If there is one automotive technology for which Dutchman Hub van Doorne became world famous, it is the continuously variable transmission.
The creation of the CVT is one of the reasons that van Doorne has earned a place in the European Automotive Hall of Fame.
In March, he will join three other Class of 2009 inductees in the Hall: Sports car and tractor maker Ferruccio Lamborghini; prolific independent sports car designer Giovanni Michelotti; and former Mercedes-Benz CEO Werner Breitschwerdt.
Shortly after the foundation of his machine shop and trailer-making plant in the southern Dutch town of Eindhoven in 1928, Van Doorne started working on innovative transmission systems.
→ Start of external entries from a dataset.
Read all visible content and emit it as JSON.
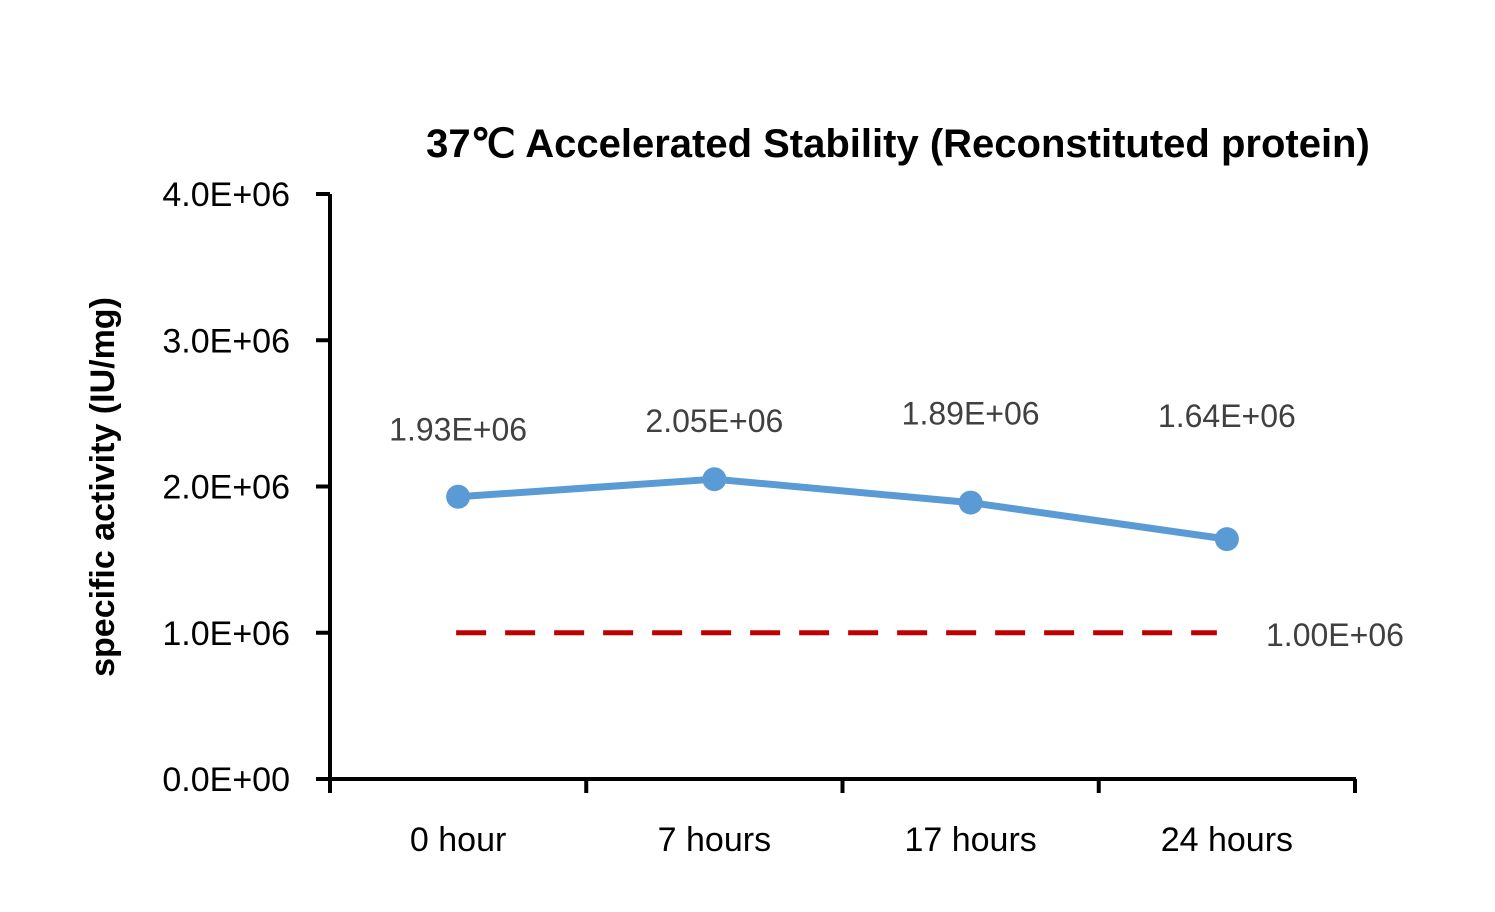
{
  "chart_data": {
    "type": "line",
    "title": "37℃ Accelerated  Stability (Reconstituted protein)",
    "ylabel": "specific activity (IU/mg)",
    "xlabel": "",
    "categories": [
      "0 hour",
      "7 hours",
      "17 hours",
      "24 hours"
    ],
    "ylim": [
      0,
      4000000
    ],
    "yticks": [
      {
        "value": 0,
        "label": "0.0E+00"
      },
      {
        "value": 1000000,
        "label": "1.0E+06"
      },
      {
        "value": 2000000,
        "label": "2.0E+06"
      },
      {
        "value": 3000000,
        "label": "3.0E+06"
      },
      {
        "value": 4000000,
        "label": "4.0E+06"
      }
    ],
    "series": [
      {
        "values": [
          1930000,
          2050000,
          1890000,
          1640000
        ],
        "labels": [
          "1.93E+06",
          "2.05E+06",
          "1.89E+06",
          "1.64E+06"
        ],
        "color": "#5B9BD5",
        "style": "solid-with-markers"
      },
      {
        "values": [
          1000000,
          1000000,
          1000000,
          1000000
        ],
        "end_label": "1.00E+06",
        "color": "#C00000",
        "style": "dashed"
      }
    ],
    "grid": false,
    "legend": "none"
  }
}
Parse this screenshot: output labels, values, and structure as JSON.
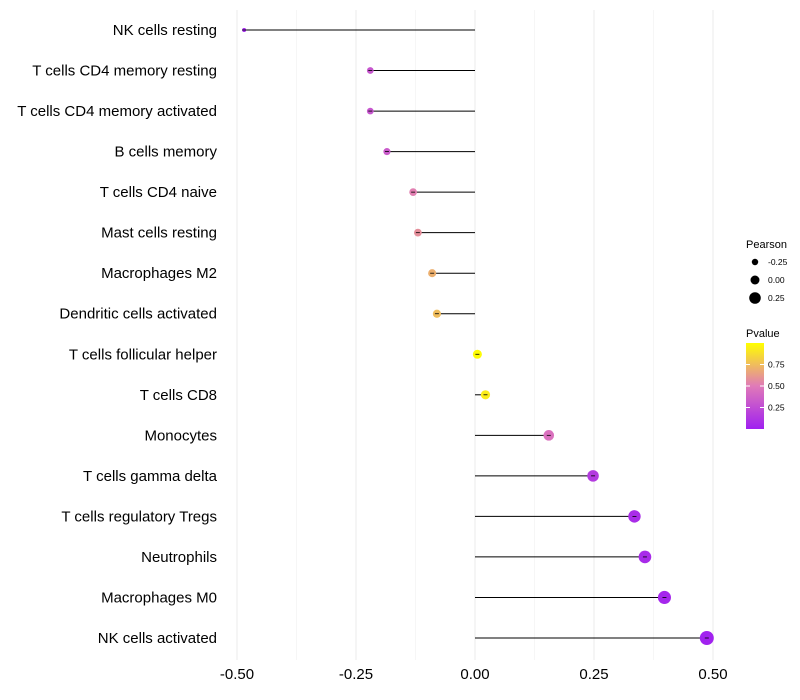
{
  "chart_data": {
    "type": "lollipop",
    "title": "",
    "xlabel": "",
    "ylabel": "",
    "xlim": [
      -0.5,
      0.5
    ],
    "xticks": [
      -0.5,
      -0.25,
      0.0,
      0.25,
      0.5
    ],
    "xtick_labels": [
      "-0.50",
      "-0.25",
      "0.00",
      "0.25",
      "0.50"
    ],
    "baseline": 0.0,
    "categories": [
      "NK cells resting",
      "T cells CD4 memory resting",
      "T cells CD4 memory activated",
      "B cells memory",
      "T cells CD4 naive",
      "Mast cells resting",
      "Macrophages M2",
      "Dendritic cells activated",
      "T cells follicular helper",
      "T cells CD8",
      "Monocytes",
      "T cells gamma delta",
      "T cells regulatory  Tregs",
      "Neutrophils",
      "Macrophages M0",
      "NK cells activated"
    ],
    "pearson": [
      -0.485,
      -0.22,
      -0.22,
      -0.185,
      -0.13,
      -0.12,
      -0.09,
      -0.08,
      0.005,
      0.022,
      0.155,
      0.248,
      0.335,
      0.357,
      0.398,
      0.487
    ],
    "pvalue": [
      0.02,
      0.3,
      0.3,
      0.33,
      0.52,
      0.58,
      0.7,
      0.75,
      0.99,
      0.93,
      0.45,
      0.15,
      0.07,
      0.06,
      0.04,
      0.01
    ],
    "legend_size": {
      "title": "Pearson",
      "breaks": [
        -0.25,
        0.0,
        0.25
      ],
      "labels": [
        "-0.25",
        "0.00",
        "0.25"
      ]
    },
    "legend_color": {
      "title": "Pvalue",
      "range": [
        0.0,
        1.0
      ],
      "breaks": [
        0.25,
        0.5,
        0.75
      ],
      "labels": [
        "0.25",
        "0.50",
        "0.75"
      ],
      "low_color": "#a020f0",
      "mid_color": "#e07ab8",
      "high_color": "#ffff00"
    },
    "grid": true,
    "legend_position": "right"
  },
  "colors": {
    "gridline": "#ebebeb",
    "segment": "#000000",
    "background": "#ffffff"
  }
}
His Trado all-wheel-drive system for military vehicles was patented in 1937. It was used for more than 30 years on DAF artillery trucks. The system was well known for its off-road capabilities, even under the most severe conditions. It was officially certified by NATO for use in its vehicles in the 1950s.
But even while focusing on the foundation of his heavy truck manufacturing activities under the name of DAF (Van Doornes Automobielfabrieken), from 1948 onwards Hub van Doornes dream was to build a fully automatic small car. This ambition led to his first CVT application, a rubber-belt transmission that he was able to use in the DAF 600, a compact four-seat car, in 1958.